Well, there we have it, from the mouth above the wallet directly. The Metaverse is a virtual world that exists online. While virtual worlds are not new, this is certainly the highest-profile foray into the great beyond, and by one of the world’s biggest companies. Second life, an app that allows users to create an avatar, a world, and “live” in it, has been around since 2003. Three years into its existence, Second Life had a GDP of $64M, which is truly astonishing. Despite the promise of a “second life,” it appears that the metaverse of that world is still encumbered by the hindrances of online interactions, with bots, scammers, and everything else that one would expect.

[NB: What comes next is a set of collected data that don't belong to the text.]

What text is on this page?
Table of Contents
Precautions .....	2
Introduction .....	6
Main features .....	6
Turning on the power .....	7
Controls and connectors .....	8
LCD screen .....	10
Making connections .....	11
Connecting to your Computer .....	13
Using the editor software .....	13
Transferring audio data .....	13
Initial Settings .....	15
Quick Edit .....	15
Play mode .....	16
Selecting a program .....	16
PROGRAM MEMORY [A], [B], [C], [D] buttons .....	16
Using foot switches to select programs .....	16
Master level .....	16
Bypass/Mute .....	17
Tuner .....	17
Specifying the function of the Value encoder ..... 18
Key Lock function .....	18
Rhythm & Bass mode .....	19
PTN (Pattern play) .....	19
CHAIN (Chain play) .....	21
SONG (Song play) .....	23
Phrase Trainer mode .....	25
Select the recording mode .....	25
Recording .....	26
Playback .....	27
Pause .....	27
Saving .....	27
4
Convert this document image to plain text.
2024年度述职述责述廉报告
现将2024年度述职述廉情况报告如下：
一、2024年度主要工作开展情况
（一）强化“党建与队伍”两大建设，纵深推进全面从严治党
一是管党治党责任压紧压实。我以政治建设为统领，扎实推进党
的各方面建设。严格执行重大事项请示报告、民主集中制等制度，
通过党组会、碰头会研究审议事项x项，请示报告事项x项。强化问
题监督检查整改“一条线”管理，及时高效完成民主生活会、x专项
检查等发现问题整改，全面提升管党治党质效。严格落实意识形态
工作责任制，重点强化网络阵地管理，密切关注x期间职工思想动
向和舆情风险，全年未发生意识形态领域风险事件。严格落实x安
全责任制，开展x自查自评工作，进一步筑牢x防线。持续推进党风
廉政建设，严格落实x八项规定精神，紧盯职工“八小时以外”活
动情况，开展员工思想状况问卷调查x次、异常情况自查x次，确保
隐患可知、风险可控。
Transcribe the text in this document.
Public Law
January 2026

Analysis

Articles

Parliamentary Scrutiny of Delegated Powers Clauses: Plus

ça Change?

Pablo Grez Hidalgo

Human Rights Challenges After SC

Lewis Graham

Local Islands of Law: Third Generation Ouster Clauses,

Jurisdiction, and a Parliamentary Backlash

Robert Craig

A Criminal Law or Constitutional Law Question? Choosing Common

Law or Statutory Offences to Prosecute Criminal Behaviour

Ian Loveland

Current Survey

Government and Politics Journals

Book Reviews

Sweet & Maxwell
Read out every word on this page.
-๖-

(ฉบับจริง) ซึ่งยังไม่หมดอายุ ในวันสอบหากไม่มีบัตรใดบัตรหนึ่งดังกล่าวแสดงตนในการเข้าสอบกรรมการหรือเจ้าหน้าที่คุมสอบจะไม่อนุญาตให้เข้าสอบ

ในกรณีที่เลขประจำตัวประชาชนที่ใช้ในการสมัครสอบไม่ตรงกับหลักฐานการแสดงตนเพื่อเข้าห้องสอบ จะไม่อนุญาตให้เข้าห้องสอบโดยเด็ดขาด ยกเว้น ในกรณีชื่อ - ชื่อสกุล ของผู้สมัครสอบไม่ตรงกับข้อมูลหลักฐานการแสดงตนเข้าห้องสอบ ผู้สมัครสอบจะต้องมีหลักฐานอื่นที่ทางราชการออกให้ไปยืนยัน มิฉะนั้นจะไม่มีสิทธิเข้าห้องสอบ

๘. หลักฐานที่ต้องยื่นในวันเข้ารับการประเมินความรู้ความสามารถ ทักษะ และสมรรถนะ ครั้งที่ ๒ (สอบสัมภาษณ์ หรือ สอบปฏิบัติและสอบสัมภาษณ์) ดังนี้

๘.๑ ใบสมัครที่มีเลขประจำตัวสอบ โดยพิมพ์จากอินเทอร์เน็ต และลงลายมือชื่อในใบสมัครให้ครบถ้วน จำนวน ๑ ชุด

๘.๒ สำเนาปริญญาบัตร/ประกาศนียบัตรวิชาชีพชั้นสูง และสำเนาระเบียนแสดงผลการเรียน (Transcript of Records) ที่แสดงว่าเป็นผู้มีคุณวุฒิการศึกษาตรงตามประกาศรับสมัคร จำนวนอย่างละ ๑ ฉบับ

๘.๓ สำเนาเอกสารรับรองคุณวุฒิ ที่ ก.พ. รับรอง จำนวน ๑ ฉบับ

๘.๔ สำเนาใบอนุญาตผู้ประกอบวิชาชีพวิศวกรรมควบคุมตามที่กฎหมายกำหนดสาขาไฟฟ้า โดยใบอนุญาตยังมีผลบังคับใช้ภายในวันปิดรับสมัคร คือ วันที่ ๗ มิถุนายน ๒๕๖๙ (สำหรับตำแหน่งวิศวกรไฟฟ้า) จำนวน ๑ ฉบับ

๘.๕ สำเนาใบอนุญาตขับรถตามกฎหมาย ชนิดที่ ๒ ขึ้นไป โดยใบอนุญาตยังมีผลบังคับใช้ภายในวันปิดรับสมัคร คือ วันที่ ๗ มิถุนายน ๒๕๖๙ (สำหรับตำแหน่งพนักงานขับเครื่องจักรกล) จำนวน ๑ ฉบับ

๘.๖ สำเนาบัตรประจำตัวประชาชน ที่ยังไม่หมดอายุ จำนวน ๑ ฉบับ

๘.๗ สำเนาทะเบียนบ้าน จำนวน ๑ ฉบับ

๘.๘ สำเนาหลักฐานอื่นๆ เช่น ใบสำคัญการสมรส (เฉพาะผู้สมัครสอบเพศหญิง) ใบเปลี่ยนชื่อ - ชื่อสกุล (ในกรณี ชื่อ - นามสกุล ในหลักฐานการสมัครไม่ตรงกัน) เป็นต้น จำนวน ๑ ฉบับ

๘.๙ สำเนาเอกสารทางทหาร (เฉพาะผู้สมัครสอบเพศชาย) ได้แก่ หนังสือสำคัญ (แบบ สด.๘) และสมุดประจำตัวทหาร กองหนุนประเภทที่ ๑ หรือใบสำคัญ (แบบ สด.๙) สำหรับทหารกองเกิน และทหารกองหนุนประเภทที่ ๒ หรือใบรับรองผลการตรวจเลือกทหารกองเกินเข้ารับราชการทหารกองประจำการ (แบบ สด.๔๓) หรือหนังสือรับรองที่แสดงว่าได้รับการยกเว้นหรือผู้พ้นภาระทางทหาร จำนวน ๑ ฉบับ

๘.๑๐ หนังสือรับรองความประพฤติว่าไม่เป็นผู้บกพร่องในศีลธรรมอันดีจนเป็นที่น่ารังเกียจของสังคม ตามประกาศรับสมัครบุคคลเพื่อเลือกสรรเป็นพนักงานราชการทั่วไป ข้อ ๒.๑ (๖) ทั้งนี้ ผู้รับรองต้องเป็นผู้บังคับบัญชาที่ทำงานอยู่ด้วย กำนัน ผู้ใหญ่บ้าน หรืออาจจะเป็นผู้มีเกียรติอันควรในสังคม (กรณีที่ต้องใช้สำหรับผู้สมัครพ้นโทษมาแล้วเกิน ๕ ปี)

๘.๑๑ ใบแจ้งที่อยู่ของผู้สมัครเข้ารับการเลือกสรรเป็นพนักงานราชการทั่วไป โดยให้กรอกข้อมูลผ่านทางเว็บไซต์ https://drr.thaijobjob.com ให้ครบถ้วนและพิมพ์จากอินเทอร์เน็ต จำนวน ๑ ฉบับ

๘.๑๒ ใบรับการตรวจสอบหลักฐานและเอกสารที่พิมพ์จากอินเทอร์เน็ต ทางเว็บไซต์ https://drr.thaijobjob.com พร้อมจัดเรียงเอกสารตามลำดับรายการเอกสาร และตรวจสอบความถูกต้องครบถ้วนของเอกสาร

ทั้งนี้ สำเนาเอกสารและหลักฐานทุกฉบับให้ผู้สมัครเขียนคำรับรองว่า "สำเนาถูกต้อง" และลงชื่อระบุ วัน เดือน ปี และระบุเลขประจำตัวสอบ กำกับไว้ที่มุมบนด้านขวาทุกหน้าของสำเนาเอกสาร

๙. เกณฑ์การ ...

While your avatar can be anything, a dog, a 40-foot woman with size 6 shoes, etc, a surprising amount of users have avatars that look like their First Life avatar. Also of note is that many of these avatars spend time in a virtual home in a virtual suburb, watching a virtual tv.
Despite these realities, there are very few limits to what can be done in the metaverse of Second Life, and presumably, Meta will incorporate those things and improve upon them.
While it may be unfair to use Linden Labs’ Second Life to guess at Facebook’s goals, it is the best place to start. Given the amount of money being invested into this venture, it seems a fair bet that Zuckerberg and crew will pick up where Linden is right now and dream way bigger. The investments that have been made have come in many forms, but a good chunk of it is in buying companies and software that are pioneers in the Virtual Reality world. Zuckerberg talks about having an online place to meet with real people, maybe play a board game and such. While I am sure someone will throw down in a high-stakes Yahtzee tournament, my guess is that board games will be the tip of the iceberg. You don’t get super-rich by spending $10B to host an online board game.
My guess as to what the Metaverse might look like in 5 years? Think of an open-world video game, where you are free to roam the country (or city) in search of a treasure. I think there will be a fair bit of that happening. I’m also certain that there will be many more billions of dollars, real dollars, US currency, spent in the Metaverse. Sharp, creative designers will be able to build houses that defy physics and architecture and will be able to sell those virtual dwellings. There will be virtual concerts, book clubs, and everything else.
My last guess here, and you can take this one to the bank: Commerce will be an integral part of the Metaverse. There will be (presumably) tax-free buying and selling, there will be builders, there will be clothiers, hairdressers, and many more things that we maybe can’t even imagine right now. Another certainty: If there is commerce happening, transactions taking place, and currency changing hands, there will be a need for online marketing companies to get the word out. Does anyone know how to file a DBA for Meta Hub?